Autologous fascial grafts were surgically harvested from female patients undergoing fascial pubovaginal sling or vault suspension, following a formal consent and recruitment process in accordance with local HREC guidelines (protocol# 01-01-09-22). Pre-implantation tensile strength was quantified via cyclic uniaxial tensiometer to simulate physiological stress (3 cycles, 100% stretch, dry conditions),  followed by monotonic tensile loading to mechanical failure. An abdominal wall implantation model (n=8/group/time-point) assessed in vivo host responses at 7 and 90 days in a total of 32 C57BL/6 immunocompetent mice (Figure 1). Explants from both HFL and polypropylene mesh groups underwent histology review (Masson’s trichrome, elastin, H&E) for cellular infiltration analysis, scanning electron microscopy (SEM) for structural morphology, and polarized imaging for collagen alignment. Finally, qPCR and single cell proteomics was used to assess fold change in markers for immune activation, neovascularisation and extracellular matrix homeostasis. Data were analysed using Fluidigm Real-Time PCR analysis software (V4.1.1). Statistical analysis was performed using GraphPad Prism v9. Data were analysed using non-parametric Mann-Whitney U test (comparison between mesh and HFL).
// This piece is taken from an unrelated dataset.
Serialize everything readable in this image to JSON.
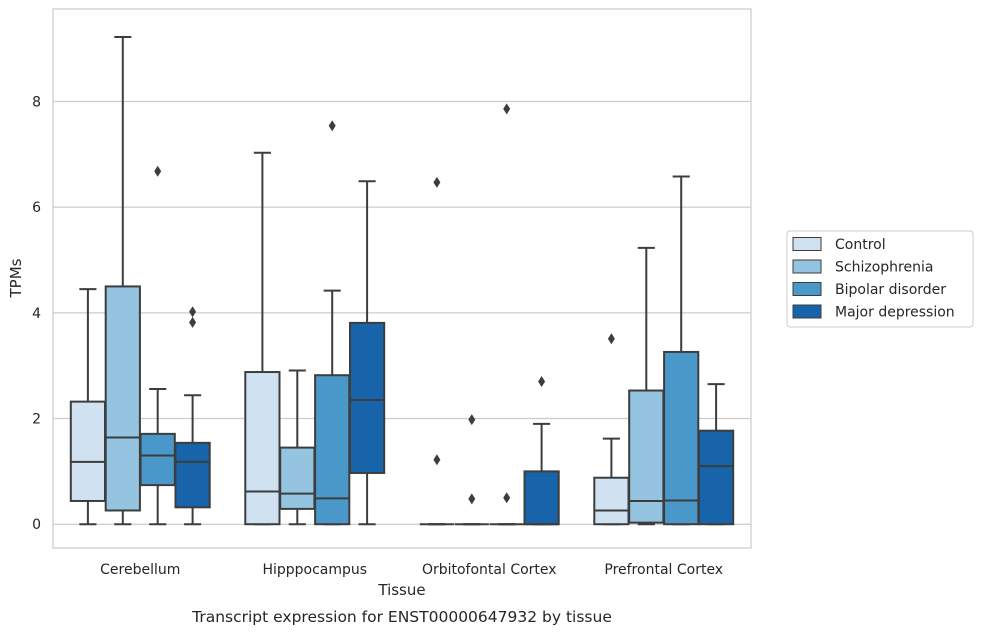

HFL grafts demonstrated rapid neovascularization and cellular migration by postoperative day 7, while polypropylene mesh exhibited an acute neutrophilic inflammation with foreign body giant cell formation. Biomechanically, HFL retained 50% tensile strength post-cyclic loading vs. 13% for polypropylene (p<0.01). Polarized imaging revealed fibrillar collagen bundles that had a less organised appearance in comparison with synthetic mesh explants, indicating increased immature collagen III deposition. SEM showed preserved HFL fibrous networks at 90 days, and there was no graft-related erosions. qPCR results revealed a more robust immune response in HFL explants elaborating both pro-inflammatory M1 and anti-inflammatory M2 macrophages, concomitant with enhanced expression of markers for neovascularisation (CD90, CD31, CD38) and ECM homeostasis (Tgfb1, Tgfbr1, Timp2, Mmp3, and Mmp9) (Figure 2).

HFL’s biomechanical adaptability and collagen-driven integration mitigate key complications of synthetic mesh, including chronic inflammation and mechanical failure. Its complex connective tissue structure promotes endogenous tissue remodelling and results in superior tensile properties, critical for long-term pelvic support, therefore warranting its application in pelvic reconstructive surgery. Genomic analysis revealed a fine balance in M1 and M2 macrophage elaboration that fostered enhanced neovascularization and ECM remodelling around the implant site, suggesting that immune crosstalk  is essential for effective healing and tissue integration subsequent to fascial graft implantation.

HFL is a highly durable alternative surgical graft with superior host tissue integration, tensile strength and durability, when compared to polypropylene mesh. As a autologous biological graft, HFL addresses the unmet need for durable, low-risk grafts in prolapse repair. Its adoption could redefine standards for pelvic floor reconstruction, prioritizing patient safety without compromising anatomical outcomes. Further pre-clinical and clinical trials are warranted to validate long-term efficacy of this graft in augmentative pelvic reconstructive surgery.